Inherent in the fair value determination for each reporting unit are certain judgments and estimates relating to future cash flows, including management's interpretation of current economic indicators and market conditions, and assumptions about our strategic plans with regard to its operations. To the extent additional information arises, market conditions change, or our strategies change, it is possible that the conclusion regarding whether our remaining goodwill is impaired could change and result in future goodwill impairment charges that will have a material effect on our consolidated financial position or results of operations.

The Company has the option to assess goodwill for possible impairment by performing a qualitative analysis to determine if it is more likely than not that the fair value of a reporting unit is less than its carrying amount or to perform the quantitative impairment test.

We review the recoverability of our long-lived assets and finite-lived intangible assets, when events or conditions occur that indicate a possible impairment exists.

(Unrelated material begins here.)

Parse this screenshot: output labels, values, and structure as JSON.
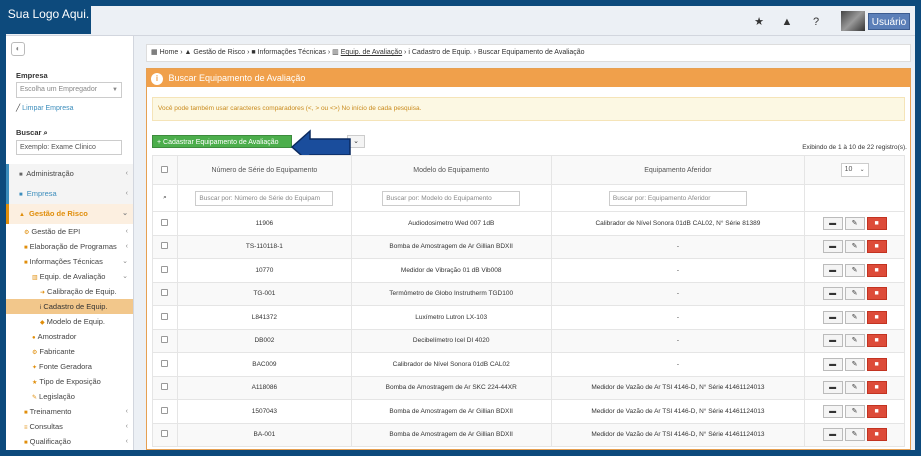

Determining whether impairment has occurred typically requires various estimates and assumptions, including determining which cash flows are directly related to the potentially impaired asset, the useful life over which cash flows will occur, their amount and the asset's residual value, if any. The assessment for recoverability is based primarily on our ability to recover the carrying value of its long-lived and finite-lived assets from expected future undiscounted net cash flows. If the total of expected future undiscounted net cash flows is less than the total carrying value of the assets the asset is deemed not to be recoverable and possibly impaired. We then estimate the fair value of the asset to determine whether an impairment loss should be recognized. An impairment loss will be recognized if the asset's fair value is determined to be less than its carrying value. Fair value is determined by computing the expected future discounted cash flows.

During the years ended June 30, 2022 and 2021, no impairment of goodwill, intangible and long-lived assets was indicated.